The executive board of the Boy Scouts of America has officially ratified a proposal lifting the century-old group's controversial ban on gay and bisexual troop leaders, a move its leaders hope will bring an end the organization's long struggle with the issue of homosexuality in scouting. Boy Scouts of America president Robert Gates, a former secretary of defense who oversaw the dismantling of the U.S. military's ban on gay soldiers, had previously called for the ban on gay troop leaders to be re-evaluated, telling a Scout gathering in Atlanta earlier this year that it "cannot be sustained."
In a statement following the executive board's vote, which ratified the measure in a 45-to-12 tally, Gates said, "The best way to allow BSA to continue to focus on its mission and preserve its core values was to address the issue and set our own course, and that's what we've done." In a video message accompanying the statement, Gates assured wary Scout leadership that "religious chartered organizations may continue to use religious beliefs as a criterion for selecting adult leaders, including in matters of sexuality."
The end of an error: Monday's vote represents the final step in a long and, at times, difficult journey for the organization in its treatment of gay scouts and troop leaders. In 1999, the organization went all the way to the Supreme Court to protect its right to discriminate against homosexual members. The high court's decision in support of the ban on gay scouts did little to end the controversy for the organization, membership in which has dropped by nearly a third in the past 15 years. Mounting criticism of the ban has spurred boycotts from major corporations and skepticism about scouting's place in the 21st century.
"This vote marks the beginning of a new chapter for the Boy Scouts of America," Zach Wahls, co-founder of Scouts for Equality, a nonprofit group that aims to reform restrictions on scouting membership, said in a statement to Mic. "Tens of thousands of people came together because they wanted to build a better future for the Boy Scouts of America, and that future starts today.
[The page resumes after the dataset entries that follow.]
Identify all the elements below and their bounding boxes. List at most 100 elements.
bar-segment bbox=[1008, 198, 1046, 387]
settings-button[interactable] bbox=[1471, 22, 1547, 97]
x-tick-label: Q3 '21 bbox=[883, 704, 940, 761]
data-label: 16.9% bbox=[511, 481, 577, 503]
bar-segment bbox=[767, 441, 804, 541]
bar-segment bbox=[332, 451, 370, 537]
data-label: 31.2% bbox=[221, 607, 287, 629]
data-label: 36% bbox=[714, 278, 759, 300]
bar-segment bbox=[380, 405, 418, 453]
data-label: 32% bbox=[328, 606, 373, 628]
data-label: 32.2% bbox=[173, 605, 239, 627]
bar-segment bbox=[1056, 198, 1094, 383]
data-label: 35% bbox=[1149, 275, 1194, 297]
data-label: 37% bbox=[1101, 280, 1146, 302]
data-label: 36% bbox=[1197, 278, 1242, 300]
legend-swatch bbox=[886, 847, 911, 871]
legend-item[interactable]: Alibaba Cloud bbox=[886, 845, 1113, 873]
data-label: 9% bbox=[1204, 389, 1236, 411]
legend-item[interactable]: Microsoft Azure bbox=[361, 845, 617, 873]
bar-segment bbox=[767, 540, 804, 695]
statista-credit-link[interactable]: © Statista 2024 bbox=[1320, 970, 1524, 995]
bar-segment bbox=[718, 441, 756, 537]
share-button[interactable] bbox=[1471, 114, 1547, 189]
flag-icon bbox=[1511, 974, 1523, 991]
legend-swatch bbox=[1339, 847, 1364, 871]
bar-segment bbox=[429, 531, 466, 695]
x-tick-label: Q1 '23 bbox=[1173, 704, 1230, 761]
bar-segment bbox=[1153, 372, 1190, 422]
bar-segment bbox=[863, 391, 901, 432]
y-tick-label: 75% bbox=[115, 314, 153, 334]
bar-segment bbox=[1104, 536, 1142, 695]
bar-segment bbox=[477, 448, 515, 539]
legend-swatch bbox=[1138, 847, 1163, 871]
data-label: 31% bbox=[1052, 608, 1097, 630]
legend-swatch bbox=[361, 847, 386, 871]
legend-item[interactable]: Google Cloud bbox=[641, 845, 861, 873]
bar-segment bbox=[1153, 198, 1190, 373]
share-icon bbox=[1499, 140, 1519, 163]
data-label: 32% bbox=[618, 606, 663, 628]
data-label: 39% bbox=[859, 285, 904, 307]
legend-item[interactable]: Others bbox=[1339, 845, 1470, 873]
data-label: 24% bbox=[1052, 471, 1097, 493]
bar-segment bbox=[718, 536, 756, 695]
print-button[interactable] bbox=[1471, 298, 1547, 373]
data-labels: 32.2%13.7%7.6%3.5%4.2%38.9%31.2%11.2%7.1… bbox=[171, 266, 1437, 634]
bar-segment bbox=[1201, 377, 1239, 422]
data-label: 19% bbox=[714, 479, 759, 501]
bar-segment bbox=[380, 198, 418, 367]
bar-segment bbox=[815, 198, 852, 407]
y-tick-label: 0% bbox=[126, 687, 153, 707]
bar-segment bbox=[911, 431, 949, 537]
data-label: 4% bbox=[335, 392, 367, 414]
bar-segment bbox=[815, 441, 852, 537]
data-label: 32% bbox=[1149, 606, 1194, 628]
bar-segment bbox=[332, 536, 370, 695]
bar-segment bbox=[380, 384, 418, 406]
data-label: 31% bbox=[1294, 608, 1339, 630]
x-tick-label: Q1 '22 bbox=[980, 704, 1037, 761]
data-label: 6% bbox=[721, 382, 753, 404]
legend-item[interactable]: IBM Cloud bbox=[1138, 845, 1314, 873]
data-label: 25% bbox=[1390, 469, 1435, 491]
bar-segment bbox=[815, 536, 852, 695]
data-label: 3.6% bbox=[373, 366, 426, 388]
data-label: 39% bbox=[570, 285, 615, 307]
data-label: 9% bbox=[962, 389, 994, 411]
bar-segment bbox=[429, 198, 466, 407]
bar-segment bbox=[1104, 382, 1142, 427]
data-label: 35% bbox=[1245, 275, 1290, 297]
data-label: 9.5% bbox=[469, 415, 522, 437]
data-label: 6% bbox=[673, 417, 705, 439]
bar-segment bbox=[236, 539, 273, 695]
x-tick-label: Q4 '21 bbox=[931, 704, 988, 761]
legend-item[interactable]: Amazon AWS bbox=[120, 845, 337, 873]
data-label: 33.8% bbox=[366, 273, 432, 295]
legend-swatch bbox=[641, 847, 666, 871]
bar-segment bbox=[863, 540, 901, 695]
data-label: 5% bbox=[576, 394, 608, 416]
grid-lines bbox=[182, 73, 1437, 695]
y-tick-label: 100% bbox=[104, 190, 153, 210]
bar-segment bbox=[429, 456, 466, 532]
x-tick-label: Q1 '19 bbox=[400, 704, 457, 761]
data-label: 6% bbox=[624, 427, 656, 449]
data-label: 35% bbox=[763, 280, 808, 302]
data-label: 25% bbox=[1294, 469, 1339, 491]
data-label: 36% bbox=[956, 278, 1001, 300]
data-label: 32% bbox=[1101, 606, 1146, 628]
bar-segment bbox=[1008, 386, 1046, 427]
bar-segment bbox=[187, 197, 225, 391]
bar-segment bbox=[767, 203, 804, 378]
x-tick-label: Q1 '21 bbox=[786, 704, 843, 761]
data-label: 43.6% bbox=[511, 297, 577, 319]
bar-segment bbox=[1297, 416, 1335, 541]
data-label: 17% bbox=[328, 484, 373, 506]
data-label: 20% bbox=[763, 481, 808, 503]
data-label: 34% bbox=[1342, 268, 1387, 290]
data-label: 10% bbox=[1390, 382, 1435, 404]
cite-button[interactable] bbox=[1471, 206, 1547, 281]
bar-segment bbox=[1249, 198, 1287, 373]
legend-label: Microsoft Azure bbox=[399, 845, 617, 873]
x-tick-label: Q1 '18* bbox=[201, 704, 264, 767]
I couldn't be more proud of the tireless work of our members, volunteers, and staff over these last three years. As of today, the Boy Scouts of America is an organization that is looking forward, not back."
The organization has been bracing for the repeal of the ban since May 21, when Gates announced at the Boy Scouts' annual national meeting that its ban on gay troop leaders was an open target for lawsuits. "We must deal with the world as it is, not as we might wish it to be," Gates said at the time. "We must all understand that this will probably happen sooner rather than later," he added, warning that in the meantime, a court decision in favor of openly gay leaders "could forbid any kind of membership standard." Two weeks ago, that new policy was unanimously approved by the Boy Scouts' national executive committee.
Although the blanket ban on gay and bisexual troop leaders has been removed from the organization as a whole, the newly adopted proposal will still allow individual scout troops to exclude gay leaders. (It's the "let the states decide" approach to scouting, only with more merit badges.) More than 71% of Boy Scout troops are chartered to religious organizations — more than 37,000 of which are sponsored by the Church of Jesus Christ of Latter-Day Saints, an organization with its own troubled history with homosexuality.
According to Wahls, the strong relationship between the Boy Scouts and religious institutions that condemn homosexuality is part of the reason that change has been so slow to come to the organization. "If you belong to a Boy Scout unit, that unit is a legally owned and operated entity of a different nonprofit organization that charters and sponsors the unit," Wahls said in a previous interview with Mic. "Churches have a huge amount of power within the Boy Scouts of America."
"Trustworthy, loyal, helpful, friendly": Although the removal of homosexuality as an automatic violation of the Scout Oath to be "morally straight" may bring the organization more in line with a certain cookie-selling sister organization, there is still at least one more group that faces direct discrimination by the Boy Scouts: atheists.
According to the Boy Scouts' "Declaration of Religious Principle," the organization's bylaws, "no member can grow into the best kind of citizen without recognizing an obligation to God." This has been interpreted to mean that the Boy Scouts of America will not accept any atheist or agnostic scouts or troop leaders, even in troops that are sponsored by civic organizations or public school districts. "As a person of faith, the ban on atheist and agnostic scouts makes no sense, Wahls told Mic. "Scouts who don't necessarily share the same religious belief system as religious chartering organizations can and do still embody the most values inherent to scouting." According to Wahls, however, a repeal of that ban is still "likely a few years away."